Светел чуб и блестящ Орликов ус — видел то и Мазепа из своей кареты, — да всё то потемнело от пыли, жена и дети не узнают, приближаясь.
Орлик не глядел на карету Мазепы. Орлик стал похожим на искалеченного петуха, не на орла, как прежде, ещё недавно, — сам понимал. До конца дней своих не простит он старику, что тот до сих пор не сел на престол. Пусть сначала под шведскою рукою, даже под польскою. А всё же был бы сам себе паном. Иначе зачем отрывал Украину от русских? А умирая — сколько там ему ещё жить? — кому бы оставил власть и богатство? Разве пришелеповатому Войнаровскому? Или глуповатому Трощинскому? Слава Богу, Трощинский не показывает сюда носа. Как только возвратился он из Польши, царь приказал взять его до секвестра. Так что всё досталось бы Орлику. По элекции стал бы гетманом. А Войнаровский болтается между возами — дурак дураком. Нет и мыслей о булаве гетманской. Лишь девчата в голове — этим похож на своего дядю в молодости. Правда, есть ещё Горленко, ещё недавние сотники, а теперь полковники — Гусак, Герцык... Но последним достаточно полковничьих перначей. Полковниками потому и стали, что мало возле гетмана прежних полковников. А Горленко тоже к булаве не рвётся.

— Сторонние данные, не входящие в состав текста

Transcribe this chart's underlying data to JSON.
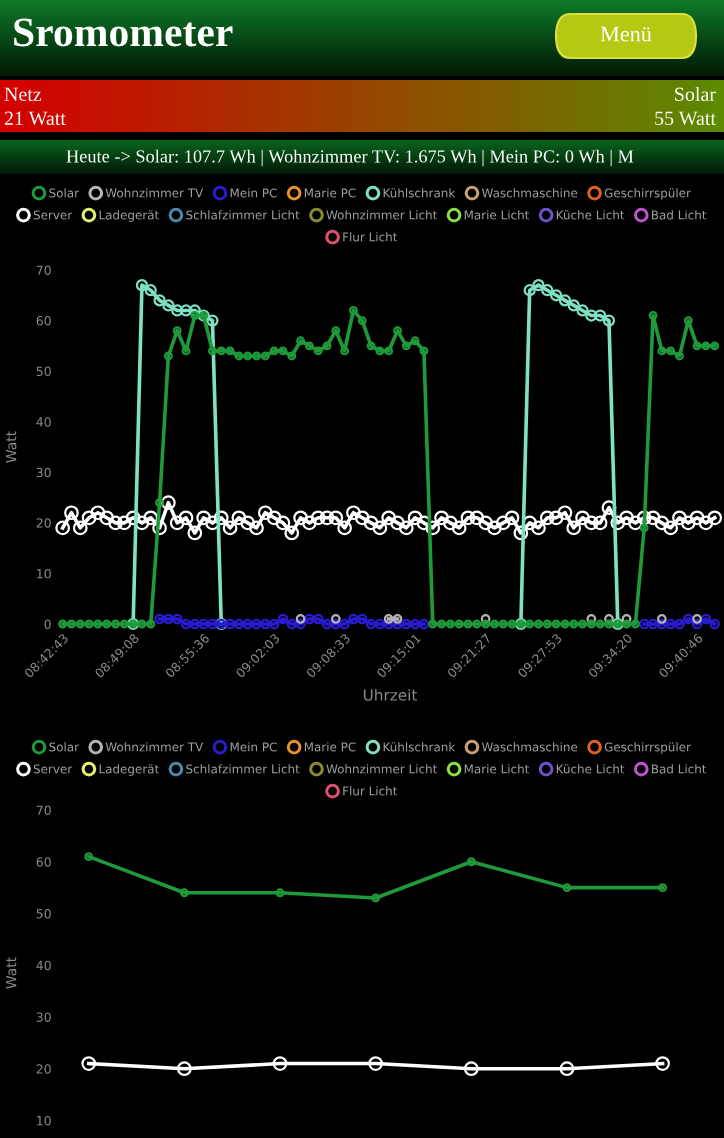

Отчаяние запускало Орлику в душу острые когти. Чёрное, как воронье. Жизнь потратил Мазепа, а ничего не достиг. Не создал своего государства. Так что сколько Орликовых жизней уйдёт... Зачем же манил, старое пугало?..
Потому и напивался снова в последние дни Орлик. Потому и жене своей ничего не советовал, так и ушла к карете, готовая к бегству. А он ещё плакал когда-то перед Мазепой, плакал больше от восторга, вместо того чтобы скорее взять старое пугало за хилое горло... Так хитрил, что, когда правду захотел сказать, когда захотел открыться, никто уже ему и не поверил. Не сумел удержать тогда Батурин. Не переманил нерешительных старшин... Дурак!
Только помогло бы? Если бы и всю старшину переманил? Ой, нет! Без хлопской силы... Нет! А коли так — не стоило и начинать пока! Суета сует. Таки дурак Мазепа... Теперь надо будет всё начинать сначала. Только уже не Мазепе.
Они и не опомнились, как на ретраншемент, на обозы с крикливыми маркитантами надвинулось облако пыли. И хотя Мазепа ещё не различал, кто именно несётся в пыли, однако запричитал:
— Трогай! Где Гусак? Взяли мою парсуну?
В пыли начали различаться конные гордиенковцы. Они указывали шведам дорогу.
Мазепа успел подумать, что сейчас и у Гордиенка, проклятого, тяжело на сердце, но сам уже не мог дожидаться короля — тому и в плену королевская честь и обращение, а с Мазепой...
— Трога-ай!
Старый Франко упал на колени и вскинул руки, словно перед иконой:
— Пан гетман! Позволь умереть на родной земле!
Кони вздымали над стариком копыта. Возница сидел бледный. Дрожащие серые губы не могли произнести ни одного слова.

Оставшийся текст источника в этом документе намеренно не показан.